Sätze ohne Person, welche sie äußerte?

Dies scheint absurd zu sein. Ich erinnere mich, dass es einen Archäologenprofessor gab, der die Herkunft der Fossilien nicht verstand, und den Studenten dann immer sagte, es seien Zufallsobjekte. Und irgendwann fand er einen Stein, auf dem sein Name war. Nun erst kam der Professor weg von seiner ersten Erklärung, das war ihm dann doch zu viel des Zufalls. Wenn es goldene beschriebene Platten gewesen wären, auf denen die Sätze vorhanden gewesen wären, hätte er eher noch an Extraterrestrische oder an Gott als Urheber gedacht, als dass sein Name zufällig dorthin kam.

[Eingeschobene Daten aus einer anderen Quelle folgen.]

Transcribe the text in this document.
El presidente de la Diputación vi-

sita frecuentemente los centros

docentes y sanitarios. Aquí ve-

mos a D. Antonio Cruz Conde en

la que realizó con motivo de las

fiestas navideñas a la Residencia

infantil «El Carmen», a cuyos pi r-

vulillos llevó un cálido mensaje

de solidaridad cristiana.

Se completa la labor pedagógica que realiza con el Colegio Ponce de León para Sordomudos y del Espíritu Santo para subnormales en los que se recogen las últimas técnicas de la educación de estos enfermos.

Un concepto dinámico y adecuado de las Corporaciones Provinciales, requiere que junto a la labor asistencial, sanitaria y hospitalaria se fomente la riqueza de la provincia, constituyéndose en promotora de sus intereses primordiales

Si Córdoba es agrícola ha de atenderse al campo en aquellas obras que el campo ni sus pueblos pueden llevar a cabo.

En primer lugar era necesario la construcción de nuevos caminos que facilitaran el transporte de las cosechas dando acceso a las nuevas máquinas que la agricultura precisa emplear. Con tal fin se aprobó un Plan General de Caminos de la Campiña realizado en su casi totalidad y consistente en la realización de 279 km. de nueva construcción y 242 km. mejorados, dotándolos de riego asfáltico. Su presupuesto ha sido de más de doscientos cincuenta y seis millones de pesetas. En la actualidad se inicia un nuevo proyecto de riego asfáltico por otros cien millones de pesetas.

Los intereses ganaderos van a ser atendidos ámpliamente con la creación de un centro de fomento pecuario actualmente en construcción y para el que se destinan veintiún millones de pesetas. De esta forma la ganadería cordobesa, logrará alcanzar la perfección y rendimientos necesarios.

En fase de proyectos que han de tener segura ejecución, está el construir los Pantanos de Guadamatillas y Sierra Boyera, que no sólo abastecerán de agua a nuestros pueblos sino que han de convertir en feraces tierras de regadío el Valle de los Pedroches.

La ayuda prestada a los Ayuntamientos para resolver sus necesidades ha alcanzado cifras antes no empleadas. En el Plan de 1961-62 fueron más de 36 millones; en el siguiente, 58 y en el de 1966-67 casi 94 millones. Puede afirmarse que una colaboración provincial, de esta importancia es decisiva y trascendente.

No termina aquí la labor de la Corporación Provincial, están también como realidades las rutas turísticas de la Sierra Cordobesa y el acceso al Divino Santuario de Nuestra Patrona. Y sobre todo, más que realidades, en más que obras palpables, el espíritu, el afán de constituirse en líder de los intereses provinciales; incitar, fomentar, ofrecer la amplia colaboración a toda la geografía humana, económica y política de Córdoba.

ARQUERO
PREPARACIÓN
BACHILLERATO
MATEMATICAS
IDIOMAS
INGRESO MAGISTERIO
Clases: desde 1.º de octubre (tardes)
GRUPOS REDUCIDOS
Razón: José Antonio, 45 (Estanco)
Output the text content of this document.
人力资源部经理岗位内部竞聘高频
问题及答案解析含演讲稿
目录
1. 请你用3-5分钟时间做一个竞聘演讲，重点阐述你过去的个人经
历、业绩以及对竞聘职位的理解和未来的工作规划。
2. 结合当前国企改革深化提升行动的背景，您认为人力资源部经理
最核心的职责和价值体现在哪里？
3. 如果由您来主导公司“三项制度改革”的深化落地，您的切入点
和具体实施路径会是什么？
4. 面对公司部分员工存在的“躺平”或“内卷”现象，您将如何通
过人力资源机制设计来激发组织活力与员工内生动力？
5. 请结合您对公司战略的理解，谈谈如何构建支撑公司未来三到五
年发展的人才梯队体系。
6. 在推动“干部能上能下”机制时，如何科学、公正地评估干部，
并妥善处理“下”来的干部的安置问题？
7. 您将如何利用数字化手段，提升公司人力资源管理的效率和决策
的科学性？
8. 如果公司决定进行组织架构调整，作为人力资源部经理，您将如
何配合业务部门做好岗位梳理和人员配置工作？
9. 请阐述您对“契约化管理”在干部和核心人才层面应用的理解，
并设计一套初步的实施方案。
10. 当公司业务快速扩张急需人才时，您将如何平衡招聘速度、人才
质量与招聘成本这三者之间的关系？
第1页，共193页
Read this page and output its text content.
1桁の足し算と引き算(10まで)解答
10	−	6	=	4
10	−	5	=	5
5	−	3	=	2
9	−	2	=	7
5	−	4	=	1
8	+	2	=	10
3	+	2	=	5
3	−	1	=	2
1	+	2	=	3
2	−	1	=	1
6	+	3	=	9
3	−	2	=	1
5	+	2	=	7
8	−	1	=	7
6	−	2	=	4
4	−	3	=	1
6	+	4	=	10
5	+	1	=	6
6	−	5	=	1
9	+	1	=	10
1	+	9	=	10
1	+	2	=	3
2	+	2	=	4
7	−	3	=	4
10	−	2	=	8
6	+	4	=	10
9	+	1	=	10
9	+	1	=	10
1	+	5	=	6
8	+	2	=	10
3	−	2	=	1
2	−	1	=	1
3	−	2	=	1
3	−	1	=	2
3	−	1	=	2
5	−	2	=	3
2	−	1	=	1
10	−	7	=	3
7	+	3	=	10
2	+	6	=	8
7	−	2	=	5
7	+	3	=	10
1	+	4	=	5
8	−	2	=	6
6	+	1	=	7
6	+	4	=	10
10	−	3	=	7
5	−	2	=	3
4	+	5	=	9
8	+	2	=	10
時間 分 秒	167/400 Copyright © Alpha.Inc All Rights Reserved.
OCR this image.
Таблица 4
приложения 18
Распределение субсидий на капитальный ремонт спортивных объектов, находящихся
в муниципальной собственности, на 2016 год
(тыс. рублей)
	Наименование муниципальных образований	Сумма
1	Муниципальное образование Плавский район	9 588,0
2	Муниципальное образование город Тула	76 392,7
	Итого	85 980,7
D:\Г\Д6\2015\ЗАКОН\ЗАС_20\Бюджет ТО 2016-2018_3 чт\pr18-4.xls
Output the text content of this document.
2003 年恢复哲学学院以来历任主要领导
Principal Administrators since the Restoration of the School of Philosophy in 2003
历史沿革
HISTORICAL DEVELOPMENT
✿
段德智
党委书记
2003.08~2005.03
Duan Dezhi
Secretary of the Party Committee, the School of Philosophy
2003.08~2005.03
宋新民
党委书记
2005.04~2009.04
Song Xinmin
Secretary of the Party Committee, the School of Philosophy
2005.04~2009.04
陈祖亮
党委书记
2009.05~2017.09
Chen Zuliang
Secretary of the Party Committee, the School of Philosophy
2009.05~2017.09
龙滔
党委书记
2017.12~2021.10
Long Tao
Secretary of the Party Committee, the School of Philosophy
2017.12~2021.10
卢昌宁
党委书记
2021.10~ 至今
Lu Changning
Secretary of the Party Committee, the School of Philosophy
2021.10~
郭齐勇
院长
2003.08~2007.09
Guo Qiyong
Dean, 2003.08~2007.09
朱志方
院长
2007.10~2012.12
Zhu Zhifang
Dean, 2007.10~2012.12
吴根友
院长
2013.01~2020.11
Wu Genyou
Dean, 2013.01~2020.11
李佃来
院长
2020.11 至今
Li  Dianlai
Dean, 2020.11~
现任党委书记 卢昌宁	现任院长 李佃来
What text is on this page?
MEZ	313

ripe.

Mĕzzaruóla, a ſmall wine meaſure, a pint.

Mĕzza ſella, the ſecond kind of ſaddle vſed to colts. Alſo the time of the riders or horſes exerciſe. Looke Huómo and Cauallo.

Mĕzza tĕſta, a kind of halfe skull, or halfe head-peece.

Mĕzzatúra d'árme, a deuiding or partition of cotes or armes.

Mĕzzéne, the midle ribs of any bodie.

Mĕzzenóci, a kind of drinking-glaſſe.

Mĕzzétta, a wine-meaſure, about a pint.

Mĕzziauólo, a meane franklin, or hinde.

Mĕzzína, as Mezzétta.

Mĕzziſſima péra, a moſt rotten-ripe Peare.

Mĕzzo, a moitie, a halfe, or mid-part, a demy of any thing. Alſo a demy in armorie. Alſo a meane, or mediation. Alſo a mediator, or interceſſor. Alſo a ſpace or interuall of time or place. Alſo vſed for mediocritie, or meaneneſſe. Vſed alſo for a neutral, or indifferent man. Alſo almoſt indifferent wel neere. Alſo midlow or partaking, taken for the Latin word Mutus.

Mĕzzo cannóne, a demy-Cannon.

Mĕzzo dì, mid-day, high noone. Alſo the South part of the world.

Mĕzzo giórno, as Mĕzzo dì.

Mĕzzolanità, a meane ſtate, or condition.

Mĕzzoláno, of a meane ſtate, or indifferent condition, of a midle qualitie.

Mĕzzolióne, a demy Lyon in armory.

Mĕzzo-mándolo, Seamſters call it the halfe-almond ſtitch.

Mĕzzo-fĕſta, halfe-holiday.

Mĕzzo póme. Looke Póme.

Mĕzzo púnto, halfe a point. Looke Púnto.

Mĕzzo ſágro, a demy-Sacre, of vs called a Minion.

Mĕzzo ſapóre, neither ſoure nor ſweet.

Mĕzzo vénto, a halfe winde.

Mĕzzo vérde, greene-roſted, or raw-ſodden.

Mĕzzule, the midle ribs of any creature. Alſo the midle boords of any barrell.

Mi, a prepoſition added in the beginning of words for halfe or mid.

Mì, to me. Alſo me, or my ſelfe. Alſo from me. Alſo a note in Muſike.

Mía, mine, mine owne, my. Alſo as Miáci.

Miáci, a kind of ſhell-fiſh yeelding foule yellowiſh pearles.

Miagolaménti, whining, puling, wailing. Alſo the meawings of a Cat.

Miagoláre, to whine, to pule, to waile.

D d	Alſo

Daraus folgt: Immer wenn Sätze vorhanden sind, wird gedacht, dass jemand sie vorher schrieb.

Umgekehrt gibt es Sätze, die irgendwo stehen, und niemand kann sie verstehen oder sogar niemand sieht sie als Sätze an. Also ein Mindestkriterium ist, dass die Sätze gelesen werden können, das nächste, ob sie für den Leser etwas in seiner Erinnerung bewirken, was er in seiner Vergangenheit erlebte.

Vor den Sätzen gibt es jedoch zwei Vorgehensweisen, hier in Situation1 und Situation2 vorkommend, als Festlegungen für den Betrachter. Hierzu gebrauche ich folgende Definitionen:

S: Sache, Satz, Geschehen

P: Person vor der Sache

U: S von einer Person P bemerkt.

D: das Denken der Person P in der Folge, also nach Wirken von S auf P.

W: Der Satz, der in der Folge von P geäußert wird.

Z: Zusätzliche Äußerungen von P

B: Der Betrachter von S, P, U, D, W

Situation1

B denkt nur S und W.

Der Betrachter denkt also zwei Sachen, nämlich die Sache und noch den Satz zur Sache, alles andere läßt er. Der Betrachter läßt die Person in Ruhe und versucht nicht herauszufinden, was die Person bemerkt und dazu denkt. Er beachtet die Person nicht einmal. Alles das interessiert ihn nicht, oder er hebt es für später auf. B negiert die Existenz von P nicht, aber er geht nicht von dieser Existenz aus. Er vermutet, dass etwas in der Person geschieht, auch das übergeht er, auch dass sie etwas erlebt. Hier scheint ein Sprung vorzuliegen, weil es direkt von der Sache zu den Sätzen zur Sache geht, die Person mit ihrem Erleben, Denken und Fühlen wird übersprungen. Der Betrachter lebt mit einer Abstraktion oder in einer Epoché (https://de.wikipedia.org/wiki/Epoche_(Philosophie), jedoch nicht im Sinne der Enthaltung von Urteilen, sondern sogar des Denkens. Epoché und Abstraktion ist in dem Sinne eine negative Fiktion. Oder aber wie bei den Ökonomen ein Cetris Paribus, dh. alles andere wird als gleich fixiert gedacht.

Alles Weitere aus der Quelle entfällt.